Les matières premières minérales, bien que n’entrant actuellement que pour 1% dans le PIB, sont un secteur d’avenir.
Durant la précédente décennie, les taux de transformation au plan local étaient de 2% pour le caoutchouc, 5% pour la noix de cajou, 10% pour le café, 20% pour le coton et 27% pour le cacao.
Quant aux TIC, elles bénéficient d’une demande en constante progression et la présence d’infrastructures adaptées. Ainsi, la contribution de la branche télécommunication au PIB est estimée à environ 6% sur ces cinq dernières années. Les ivoiriens peuvent bien vivre dans leur pays si les gouvernants mettaient en œuvre une bonne politique économique. Il faudra sans doute :
– Réduire l’opacité caractérisant les contrats de partage de production entre le gouvernement et les compagnies pétrolières à travers différentes clauses de confidentialité qui empêchent une gestion transparente des ressources,
– Accélérer les réformes visant l’amélioration de la gouvernance et du climat des affaires, de l’efficience dans les secteurs financiers, de l’énergie et du café-cacao,
– Créer un instrument spécifique de gestion des revenus issus des ressources naturelles, pour qu’ils contribuent à l’effort de financement du développement,
– Ne pas compter que sur les dépenses publiques en infrastructures pour créer la croissance.
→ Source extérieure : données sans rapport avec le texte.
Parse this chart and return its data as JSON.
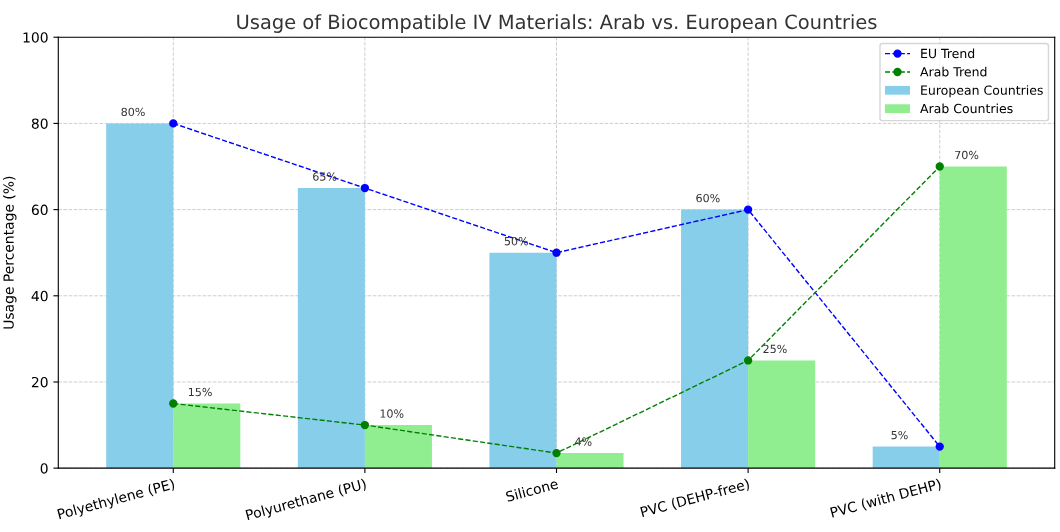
{
  "chart_data": {
    "type": "bar",
    "title": "Usage of Biocompatible IV Materials: Arab vs. European Countries",
    "ylabel": "Usage Percentage (%)",
    "categories": [
      "Polyethylene (PE)",
      "Polyurethane (PU)",
      "Silicone",
      "PVC (DEHP-free)",
      "PVC (with DEHP)"
    ],
    "series": [
      {
        "name": "EU Trend",
        "type": "line",
        "color": "#0000ff",
        "values": [
          80,
          65,
          50,
          60,
          5
        ]
      },
      {
        "name": "Arab Trend",
        "type": "line",
        "color": "#008000",
        "values": [
          15,
          10,
          3.5,
          25,
          70
        ]
      },
      {
        "name": "European Countries",
        "color": "#87ceeb",
        "values": [
          80,
          65,
          50,
          60,
          5
        ],
        "value_labels": [
          "80%",
          "65%",
          "50%",
          "60%",
          "5%"
        ]
      },
      {
        "name": "Arab Countries",
        "color": "#90ee90",
        "values": [
          15,
          10,
          3.5,
          25,
          70
        ],
        "value_labels": [
          "15%",
          "10%",
          "4%",
          "25%",
          "70%"
        ]
      }
    ],
    "ylim": [
      0,
      100
    ],
    "yticks": [
      0,
      20,
      40,
      60,
      80,
      100
    ],
    "grid": true,
    "legend": "top right",
    "marker": "circle",
    "line_style": "dashed"
  }
}
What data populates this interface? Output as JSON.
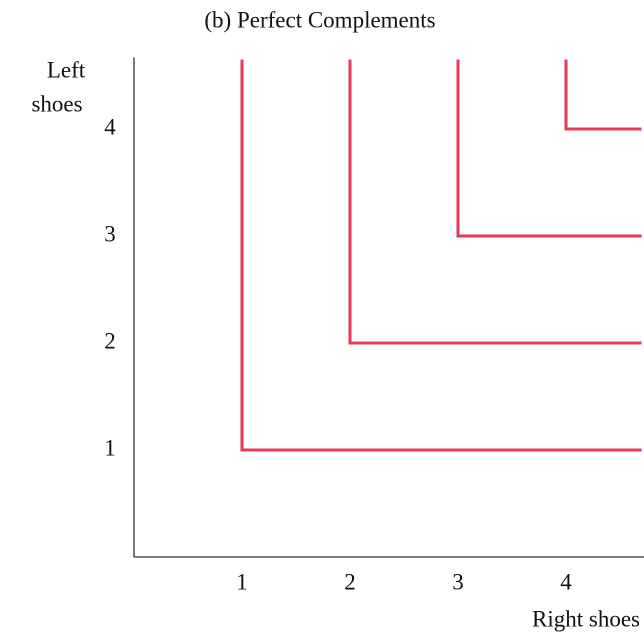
{
  "chart_data": {
    "type": "line",
    "title": "(b) Perfect Complements",
    "xlabel": "Right shoes",
    "ylabel": [
      "Left",
      "shoes"
    ],
    "xlim": [
      0,
      4.7
    ],
    "ylim": [
      0,
      4.65
    ],
    "xticks": [
      1,
      2,
      3,
      4
    ],
    "yticks": [
      1,
      2,
      3,
      4
    ],
    "grid": false,
    "series": [
      {
        "color": "#e8395a",
        "x": [
          1,
          1,
          4.7
        ],
        "values": [
          4.65,
          1,
          1
        ]
      },
      {
        "color": "#e8395a",
        "x": [
          2,
          2,
          4.7
        ],
        "values": [
          4.65,
          2,
          2
        ]
      },
      {
        "color": "#e8395a",
        "x": [
          3,
          3,
          4.7
        ],
        "values": [
          4.65,
          3,
          3
        ]
      },
      {
        "color": "#e8395a",
        "x": [
          4,
          4,
          4.7
        ],
        "values": [
          4.65,
          4,
          4
        ]
      }
    ]
  }
}
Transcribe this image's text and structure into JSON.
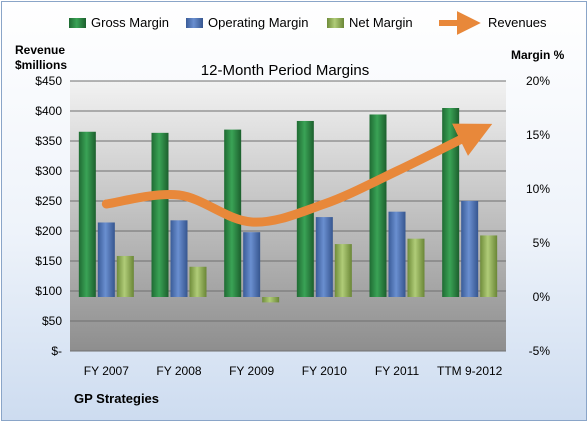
{
  "chart_data": {
    "type": "bar",
    "title": "12-Month Period Margins",
    "company": "GP Strategies",
    "y_left_label_line1": "Revenue",
    "y_left_label_line2": "$millions",
    "y_right_label": "Margin %",
    "y_left_ticks": [
      "$-",
      "$50",
      "$100",
      "$150",
      "$200",
      "$250",
      "$300",
      "$350",
      "$400",
      "$450"
    ],
    "y_right_ticks": [
      "-5%",
      "0%",
      "5%",
      "10%",
      "15%",
      "20%"
    ],
    "ylim_left": [
      0,
      450
    ],
    "ylim_right": [
      -5,
      20
    ],
    "grid": true,
    "legend_position": "top",
    "categories": [
      "FY 2007",
      "FY 2008",
      "FY 2009",
      "FY 2010",
      "FY 2011",
      "TTM 9-2012"
    ],
    "series": [
      {
        "name": "Gross Margin",
        "type": "bar",
        "axis": "right",
        "color": "#2e8b45",
        "values": [
          15.3,
          15.2,
          15.5,
          16.3,
          16.9,
          17.5
        ]
      },
      {
        "name": "Operating Margin",
        "type": "bar",
        "axis": "right",
        "color": "#4f74b6",
        "values": [
          6.9,
          7.1,
          6.0,
          7.4,
          7.9,
          8.9
        ]
      },
      {
        "name": "Net Margin",
        "type": "bar",
        "axis": "right",
        "color": "#93b459",
        "values": [
          3.8,
          2.8,
          -0.5,
          4.9,
          5.4,
          5.7
        ]
      },
      {
        "name": "Revenues",
        "type": "line",
        "axis": "left",
        "color": "#e8883a",
        "values": [
          245,
          260,
          215,
          245,
          300,
          360
        ]
      }
    ]
  }
}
Car il est impossible de construire un pont chaque année pour soutenir la croissance,
– Accroître la compétitivité des entreprises ivoiriennes en cassant les monopoles et en réduisant les charges de ces dernières. A titre de comparaison, la TVA est de 12% au Ghana, 5% au Nigeria et 18% pour la Côte d’Ivoire. La Côte d’Ivoire n’est pas compétitive par rapport au Ghana et au Nigeria car les produits sont plus chers en Côte d’Ivoire que dans ces pays.
– Sur le plan politique, normaliser les institutions du pays, renforcer le processus démocratique et les progrès en matière de réunification et de réconciliation.